Blick auf den vom Ultraleichtflugzeug angeführten Waldrappschwarm in der Luft vor beeindruckender Landschaftskulisse und strahlend blauem Himmel
Apennin von oben – die Formation überquert den italienischen Gebirgszug

Ein Grund zur Hoffnung

Die im Oktober vergangenen Jahres verstorbene Primatologin Jane Goodall bezeichnete die Wiederansiedlung des Waldrapps in ihren Büchern und Filmen als ein herausragendes Projekt, das Grund zur Hoffnung gibt, da es zeigt, dass positive Veränderungen möglich sind.

Vor 25 Jahren existierte in Europa kein einziger wildlebender Waldrapp mehr. Heute wächst wieder eine Population, die sich über mehrere Länder erstreckt und zunehmend selbständig reproduziert. Hinter diesem Erfolg stehen Wissenschaftler:inne, Zooinstitutionen, Naturschutzorganisationen,Behörden, Energieunternehmen, Landnutzer und viele Freiwillige aus zahlreichen europäischen Ländern.

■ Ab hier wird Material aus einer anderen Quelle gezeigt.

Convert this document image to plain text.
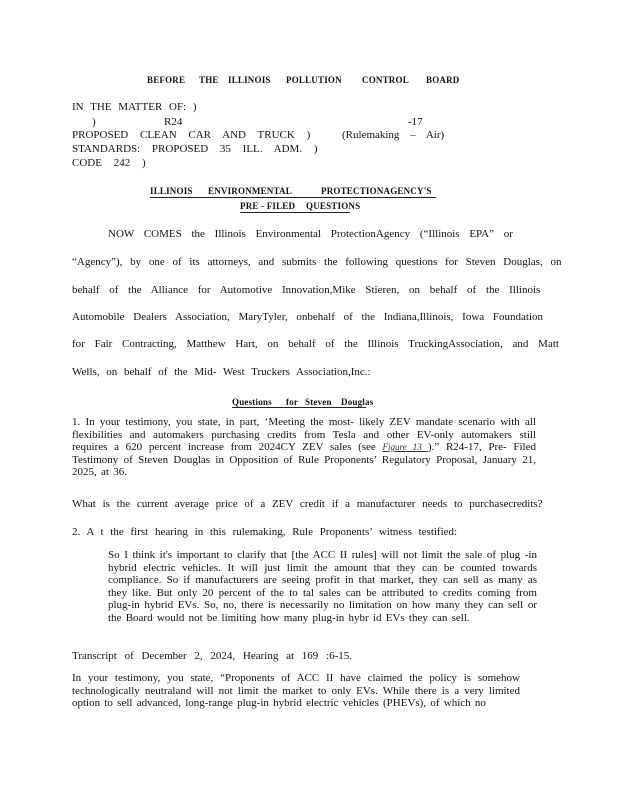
BEFORE THE ILLINOIS POLLUTION CONTROL BOARD
IN THE MATTER OF: )
)	R24	-17
PROPOSED CLEAN CAR AND TRUCK )	(Rulemaking – Air)
STANDARDS: PROPOSED 35 ILL. ADM. )
CODE 242 )
ILLINOIS ENVIRONMENTAL	PROTECTIONAGENCY'S
PRE - FILED QUESTIONS
NOW COMES the Illinois Environmental ProtectionAgency (“Illinois EPA” or
“Agency”), by one of its attorneys, and submits the following questions for Steven Douglas, on
behalf of the Alliance for Automotive Innovation,Mike Stieren, on behalf of the Illinois
Automobile Dealers Association, MaryTyler, onbehalf of the Indiana,Illinois, Iowa Foundation
for Fair Contracting, Matthew Hart, on behalf of the Illinois TruckingAssociation, and Matt
Wells, on behalf of the Mid- West Truckers Association,Inc.:
Questions for Steven Douglas
1. In your testimony, you state, in part, ‘Meeting the most- likely ZEV mandate scenario with all flexibilities and automakers purchasing credits from Tesla and other EV-only automakers still requires a 620 percent increase from 2024CY ZEV sales (see Figure 13 ).” R24-17, Pre- Filed Testimony of Steven Douglas in Opposition of Rule Proponents’ Regulatory Proposal, January 21, 2025, at 36.
What is the current average price of a ZEV credit if a manufacturer needs to purchasecredits?
2. A t the first hearing in this rulemaking, Rule Proponents’ witness testified:
So I think it's important to clarify that [the ACC II rules] will not limit the sale of plug -in hybrid electric vehicles. It will just limit the amount that they can be counted towards compliance. So if manufacturers are seeing profit in that market, they can sell as many as they like. But only 20 percent of the to tal sales can be attributed to credits coming from plug-in hybrid EVs. So, no, there is necessarily no limitation on how many they can sell or the Board would not be limiting how many plug-in hybr id EVs they can sell.
Transcript of December 2, 2024, Hearing at 169 :6-15.
In your testimony, you state, “Proponents of ACC II have claimed the policy is somehow technologically neutraland will not limit the market to only EVs. While there is a very limited option to sell advanced, long-range plug-in hybrid electric vehicles (PHEVs), of which no
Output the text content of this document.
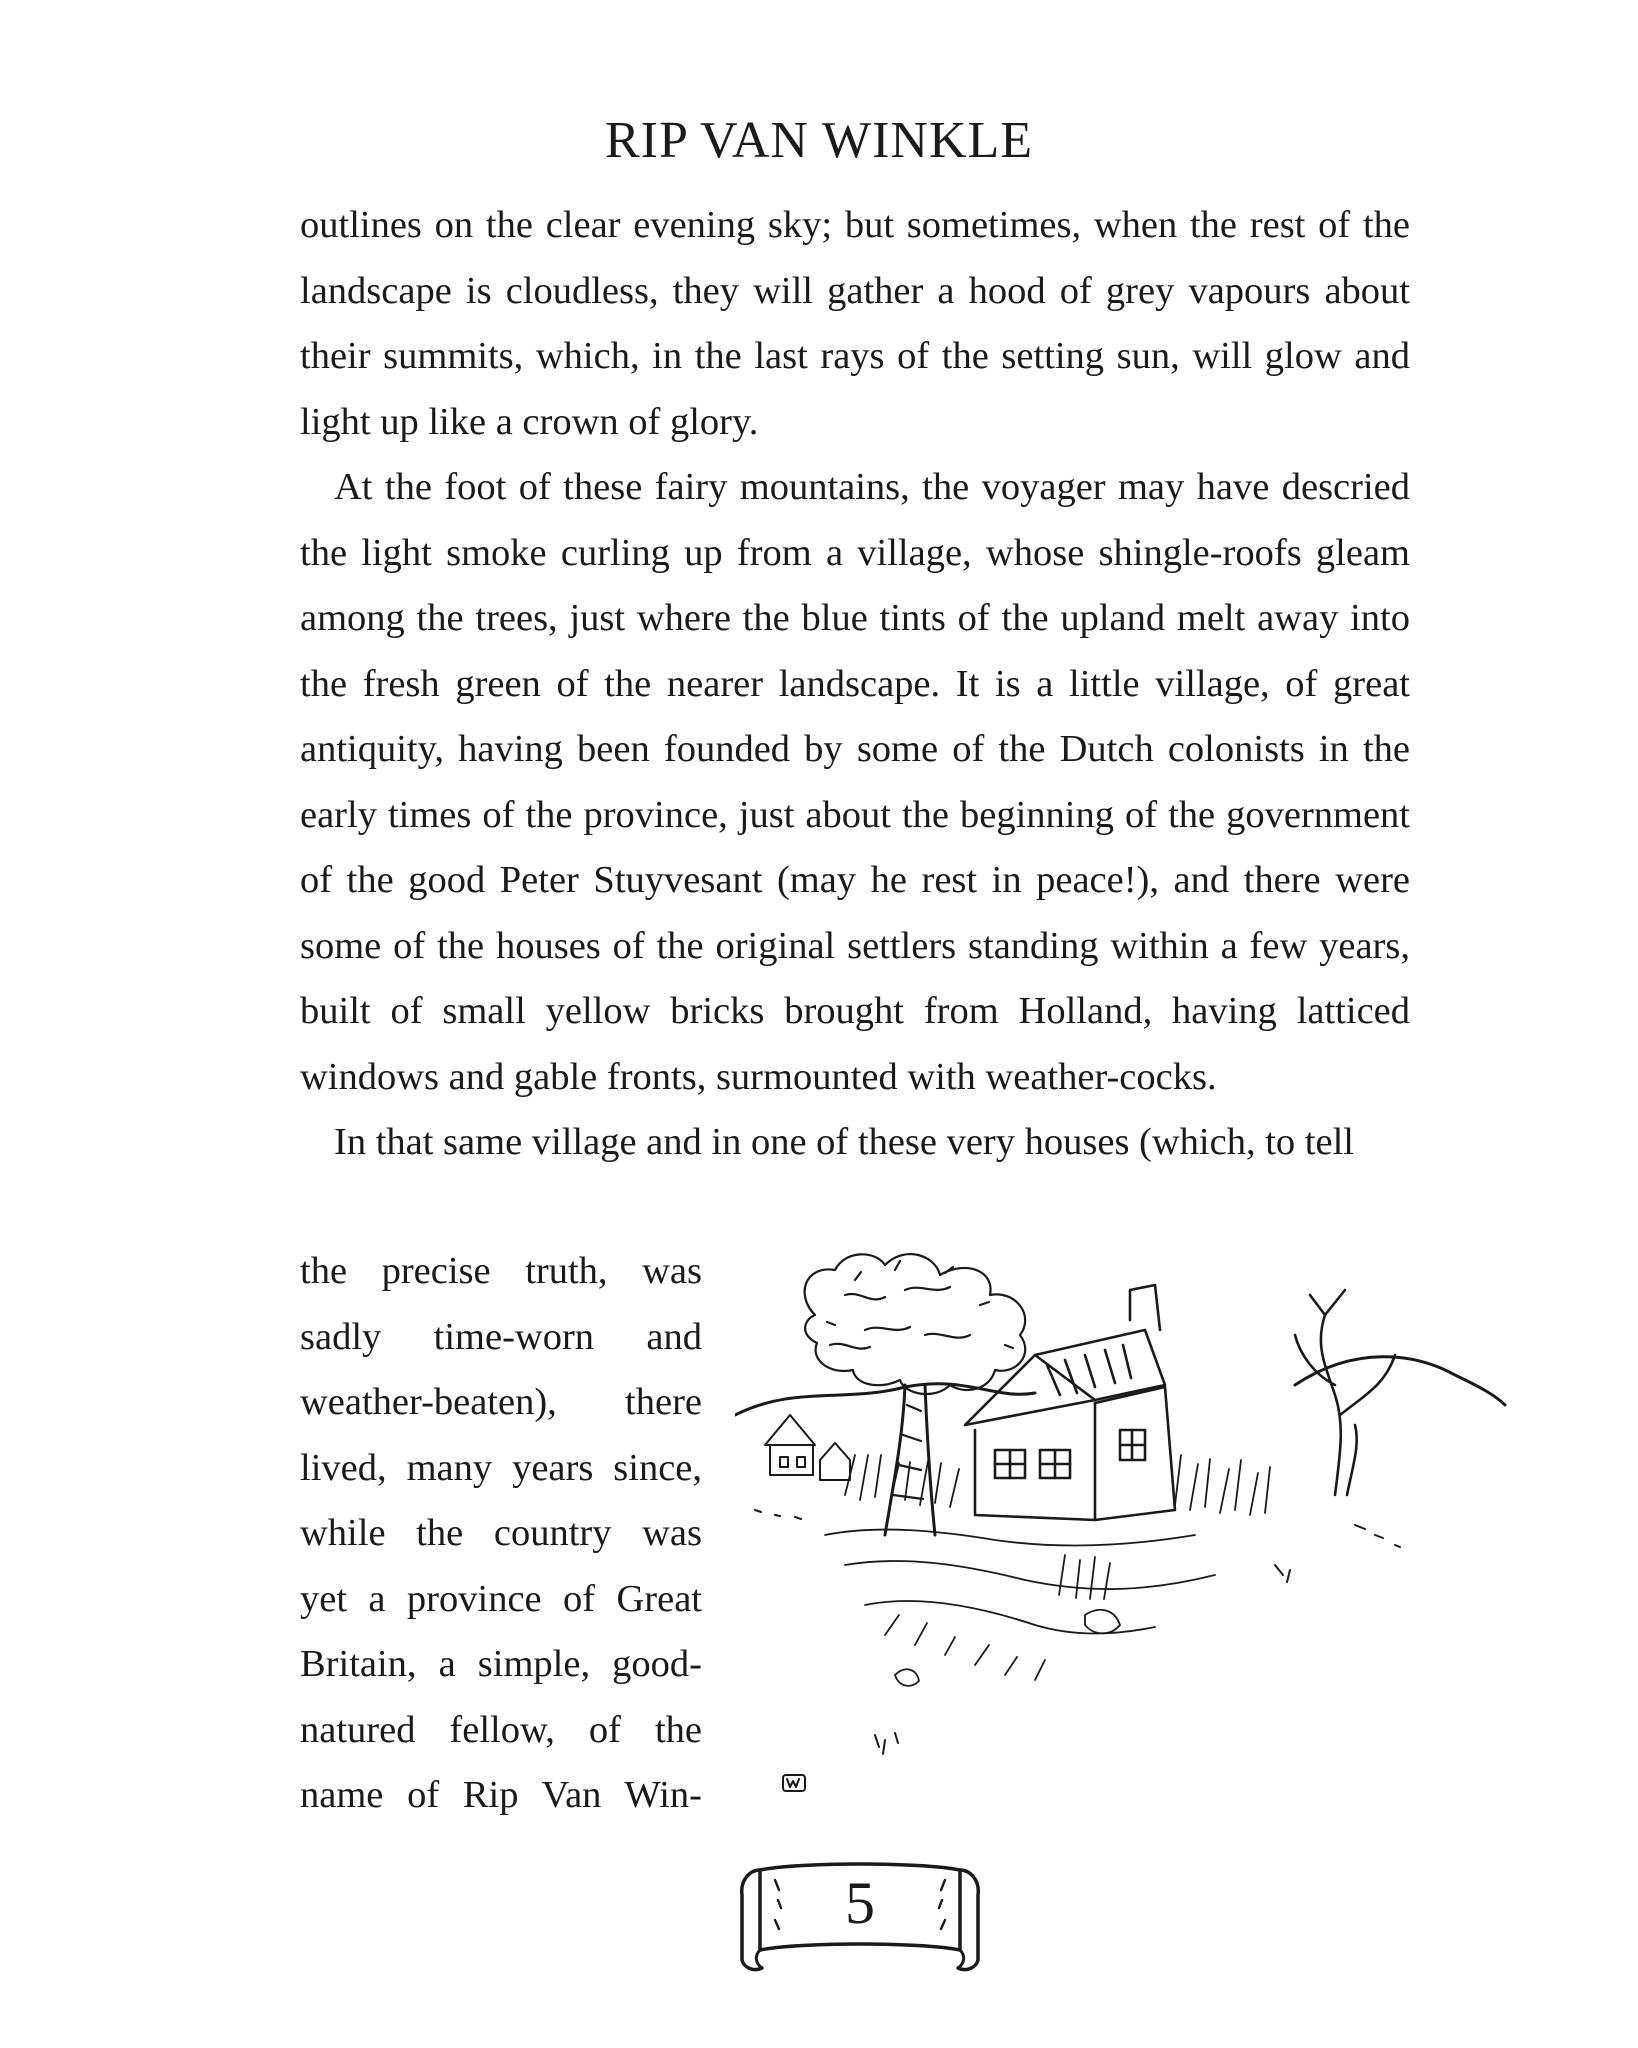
RIP VAN WINKLE

outlines on the clear evening sky; but sometimes, when the rest of the landscape is cloudless, they will gather a hood of grey vapours about their summits, which, in the last rays of the setting sun, will glow and light up like a crown of glory.

At the foot of these fairy mountains, the voyager may have descried the light smoke curling up from a village, whose shingle-roofs gleam among the trees, just where the blue tints of the upland melt away into the fresh green of the nearer landscape. It is a little village, of great antiquity, having been founded by some of the Dutch colonists in the early times of the province, just about the beginning of the government of the good Peter Stuyvesant (may he rest in peace!), and there were some of the houses of the original settlers standing within a few years, built of small yellow bricks brought from Holland, having latticed windows and gable fronts, surmounted with weather-cocks.

In that same village and in one of these very houses (which, to tell

the precise truth, was
sadly time-worn and
weather-beaten), there
lived, many years since,
while the country was
yet a province of Great
Britain, a simple, good-
natured fellow, of the
name of Rip Van Win-
5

Das Projekt beweist, dass Biodiversitätskrise und Klimawandel nicht zwangsläufig nur Geschichten des Verlustes sein müssen. Mit wissenschaftlicher Expertise, dem notwendigen politischen Willen, langfristiger Zusammenarbeit und ausreichenden Ressourcen lassen sich sogar über Jahrhunderte verloren geglaubte Art wieder in ihre Lebensräume zurückbringen.

Portrait von Johannes Fritz hoch über dem BOden, im Hintergrund ein Waldrappschwarum und eine weitere fliegende Begleitperson
Wie dieses Projekt zeigt, ermöglicht LIFE die Umsetzung europäischer Naturschutzziele, verbindet Forschung mit Praxis, fördert Innovation und schafft dauerhafte Kooperationen über Grenzen hinweg.
Johannes Fritz
Waldrappteam Conservation & Research

Warum LIFE auch künftig unverzichtbar bleibt

Die Wiederansiedlung des Waldrapps ist kein kurzfristiges Projekt, sondern ein Generationenvorhaben. Seine Erfolge beruhen auf Kontinuität, Planungssicherheit und internationaler Zusammenarbeit. Genau diese Voraussetzungen schafft das LIFE-Programm.

Wie dieses Projekt zeigt, ermöglicht LIFE die Umsetzung europäischer Naturschutzziele, verbindet Forschung mit Praxis, fördert Innovation und schafft dauerhafte Kooperationen über Grenzen hinweg.

Der Mehrwert reicht dabei weit über die Wiederansiedlung einer einzelnen Art hinaus. Maßnahmen gegen illegale Jagd, die Entschärfung gefährlicher Strommasten, modellhafte Anpassungsstrategien an den Klimawandel, internationale Bildungsarbeit im Sinne von Jane Goodalls Reasons for Hope sowie wissenschaftliche Grundlagenforschung schaffen Erkenntnisse und Strukturen, von denen zahlreiche weitere Arten und Naturschutzprojekte profitieren.

Über den Autor

Dr. Johannes Fritz ist Verhaltensbiologe und Pionier im Artenschutz. Seit über 25 Jahren engagiert er sich für die Rettung des Waldrapps. Ihm und seinem Team ist es erstmals gelungen, eine Zugvogelart wieder anzusiedeln und mit einer einzigartigen Methode neue Zugtraditionen zu begründen. Heute leben wieder mehr als 300 Waldrappen frei in Europa.